I think the difficulty which lies in the way of the general acceptance by publicists of the principle of the sovereignty. of the state is the fact that they do not sufficiently distinguish the state from the government. They see the danger to individual liberty of recognizing an unlimited power in the government; and they immediately conclude that the same danger exists if the sovereignty of the state be recognized. This is especially true of European publicists, most especially of German publicists. They are accustomed practically to not other organization of the state than in the government; and in spite of their speculative mental character, they, as well as other men, reveal in their reflections a good deal of dependence upon the conditions of the objective world. In America we have a great advantage in regard to this subject. With us the government is not the sovereign organization of the state. Back of the government lies the constitution; and back of the constitution the original sovereign state, which ordains the constitution both of government and of liberty. We have the distinction already in objective reality'; and if we only cease for a moment conning our European masters and exercise a little independent reflection, we shall be able to grasp this important distinction clearly and sharply. This is the point in which the public law of the United States has reached a far higher development than that of any state of Europe. Several of the most modern European publicists, such as Laband, Von Holst and Jellinck, have discovered this fact; and their conception of the state has, in consequence thereof, become much clearer.

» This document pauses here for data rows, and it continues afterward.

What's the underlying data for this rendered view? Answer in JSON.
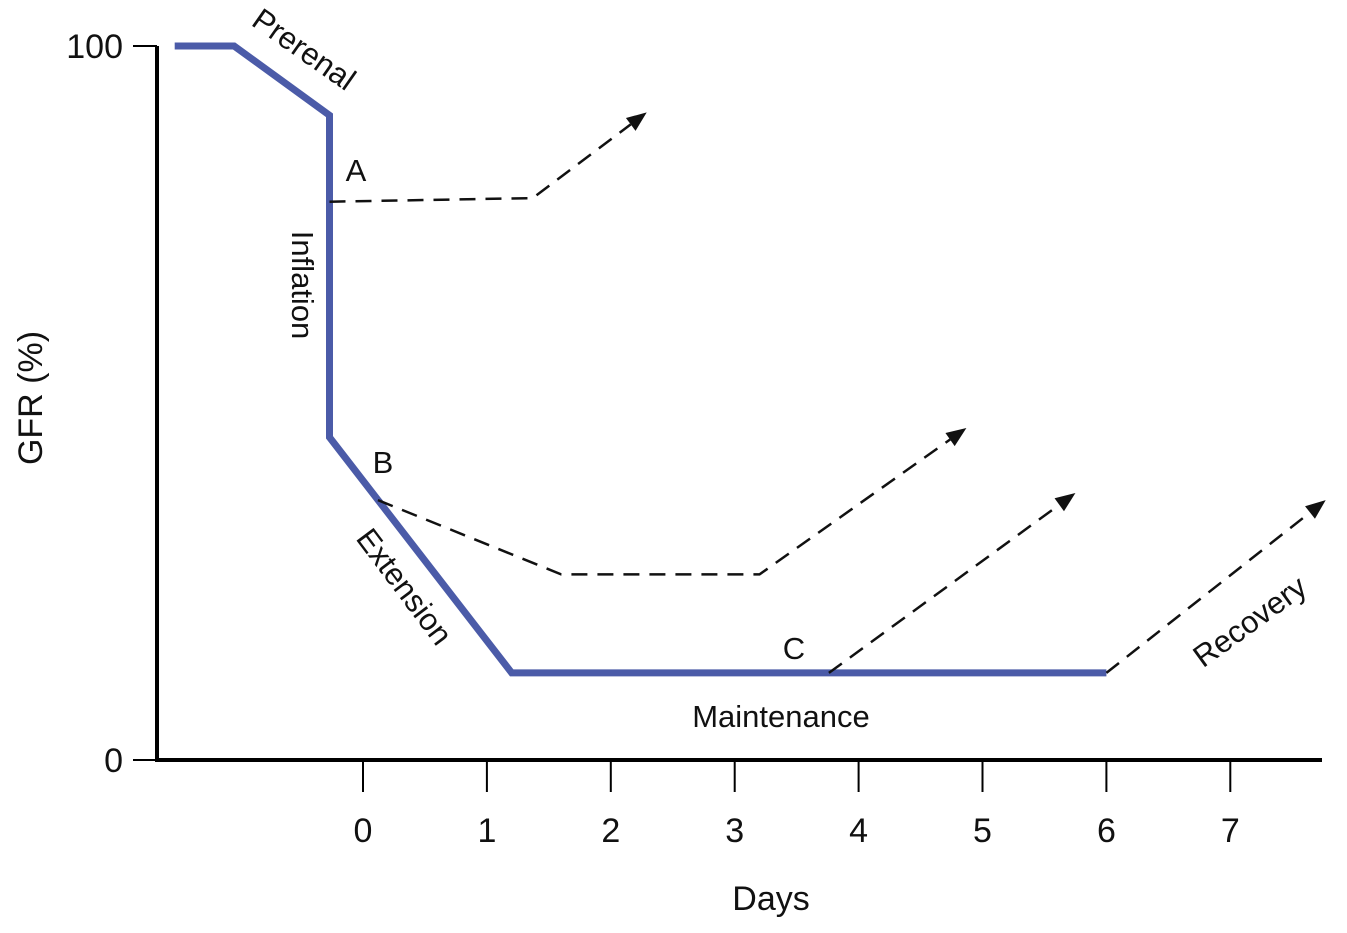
{
  "chart_data": {
    "type": "line",
    "title": "",
    "xlabel": "Days",
    "ylabel": "GFR (%)",
    "xlim": [
      -1.7,
      7.8
    ],
    "ylim": [
      0,
      100
    ],
    "x_ticks": [
      0,
      1,
      2,
      3,
      4,
      5,
      6,
      7
    ],
    "x_tick_labels": [
      "0",
      "1",
      "2",
      "3",
      "4",
      "5",
      "6",
      "7"
    ],
    "y_ticks": [
      0,
      100
    ],
    "y_tick_labels": [
      "0",
      "100"
    ],
    "grid": false,
    "colors": {
      "main": "#4B5BA8",
      "dashed": "#111111",
      "axis": "#000000"
    },
    "series": [
      {
        "name": "GFR course",
        "style": "solid",
        "x": [
          -1.52,
          -1.04,
          -0.27,
          -0.27,
          1.2,
          6.0
        ],
        "y": [
          100,
          100,
          90.3,
          45.2,
          12.2,
          12.2
        ]
      },
      {
        "name": "A",
        "style": "dashed-arrow",
        "x": [
          -0.27,
          1.37,
          2.29
        ],
        "y": [
          78.2,
          78.7,
          90.7
        ]
      },
      {
        "name": "B",
        "style": "dashed-arrow",
        "x": [
          0.12,
          1.6,
          3.2,
          4.87
        ],
        "y": [
          36.4,
          26.0,
          26.0,
          46.5
        ]
      },
      {
        "name": "C",
        "style": "dashed-arrow",
        "x": [
          3.76,
          5.75
        ],
        "y": [
          12.2,
          37.4
        ]
      },
      {
        "name": "Recovery",
        "style": "dashed-arrow",
        "x": [
          6.0,
          7.77
        ],
        "y": [
          12.2,
          36.4
        ]
      }
    ],
    "annotations": {
      "phases": [
        {
          "id": "prerenal",
          "text": "Prerenal"
        },
        {
          "id": "inflation",
          "text": "Inflation"
        },
        {
          "id": "extension",
          "text": "Extension"
        },
        {
          "id": "maintenance",
          "text": "Maintenance"
        },
        {
          "id": "recovery",
          "text": "Recovery"
        }
      ],
      "markers": [
        {
          "id": "a",
          "text": "A"
        },
        {
          "id": "b",
          "text": "B"
        },
        {
          "id": "c",
          "text": "C"
        }
      ]
    }
  }
}
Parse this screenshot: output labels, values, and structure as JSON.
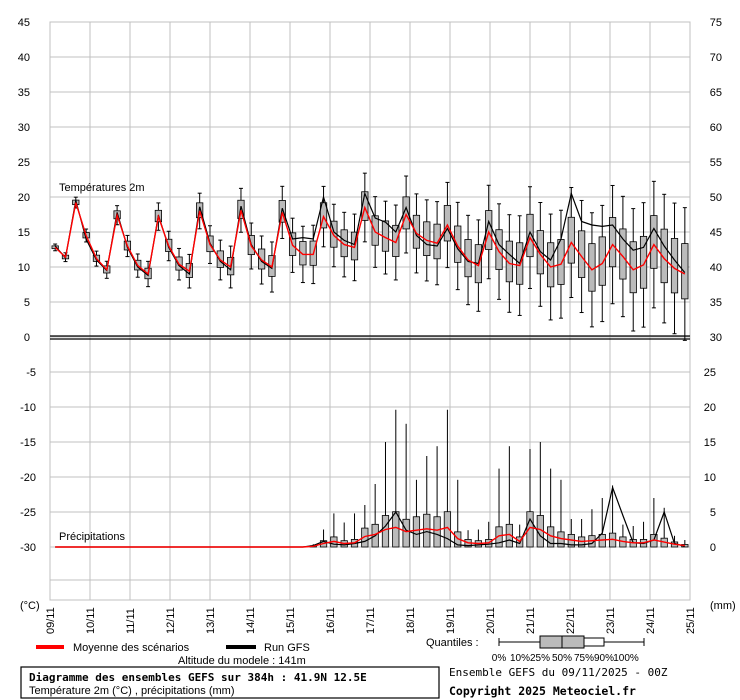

The European states have made great progress towards this condition. since the period of the French Revolution. Europe has seen the French state several times organized in constituent convention; and in the years 1848 and 1867 something very like

constituent conventions sat at Frankfort and Berlin, to say nothing of the Spanish Cortes and the less important movements of similar character. Such an organization of the state is, however, hostile to independent princely power. It tends to subject the prince to the state. It may leave the hereditary tenure, but it makes the princely power an office instead of a sovereignty. Therefore the princely government disputes the sovereignty of the constituent convention; and the political scientists become confused in their reflections by the din and smoke of the conflict in the objective world. They do not know exactly where the state is; and, therefore, they hesitate to recognize its great and essential attribute of sovereignty. The national popular state alone furnishes the objective reality upon which political science can rest in the construction of a truly scientific political system. All other forms contain in them mysteries which the scientific mind must. not approach too closely.